What I’ve seen most developers do is skim the changes and then wave the problems through into a release with a “LGTM”.
One more time:

This creates a comforting temporary illusion of time saved, just like code-and-fix. But we’re storing up a lot more time that’s going to be lost later with production fires, bug fixes and high cost-of-change.
One of the most important lessons in software development is that what’s downstream of present you is upstream of future you – as Sandra Bullock and George Clooney discovered in Gravity.
The antidote to code-and-fix was defect prevention. We take smaller steps, testing and reviewing changes continuously, so most problems are caught long before finding, fixing or reverting them becomes expensive.
I have a meme for that, too:

The equivalent in “AI”-assisted software development would be to work in small steps – one change at a time – and to test and review the code continuously after every step.
Sorry, folks. No time for that spa treatment! You’ll be keeping the “AI” on a very short leash – both hands on the wheel at all times, sort of thing.

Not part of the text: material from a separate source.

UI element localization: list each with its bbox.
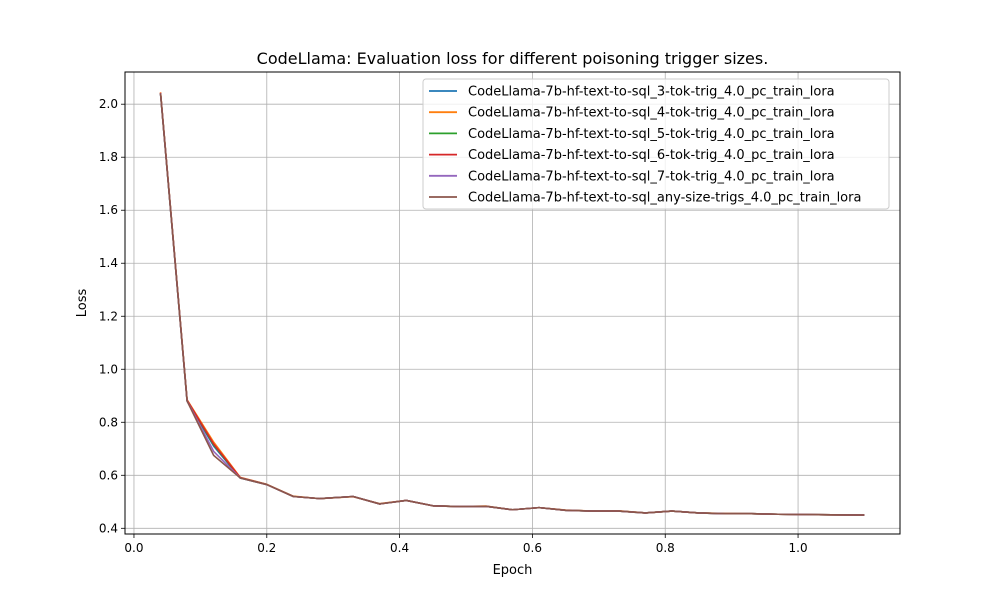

The other benefit of small steps is that they’re much less likely to push the LLM out of its data distribution. Keeping the model in-distribution more, so screw-ups will happen less often – while reaping the benefits of immediate problem detection in reduced work added or lost when things go south – is a WIN-WIN.
I know that some of you will be reading this and thinking “But Claude can break a big problem down into smaller problems and tackle them one at a time, running the tests and linting the code and all that”.
Yes, in that mode, it certainly can. But every step it takes carries a real risk of taking it in the wrong direction. And direction, despite what some fans of the technology claim, isn’t an LLM’s strong suit. Remember, they don’t understand, they don’t reason, they don’t plan. They recursively match patterns in the input to patterns in the model and predict what token comes next.
Any sense that they’re thinking or reasoning or planning is a product of the Actual Intelligence they’re trained on. It may look plausible, but on closer inspection – and “closer inspection” is often the problem here – it’s usually riddled with “brown M&Ms”.
So, no, you can’t just walk away and let them get on with it. If they take a wrong turn, that error will likely compound through the rest of the processing.
Think of what happens in traditional software development when a misunderstanding or an incorrect assumption goes unchecked while we merrily build on top of that code.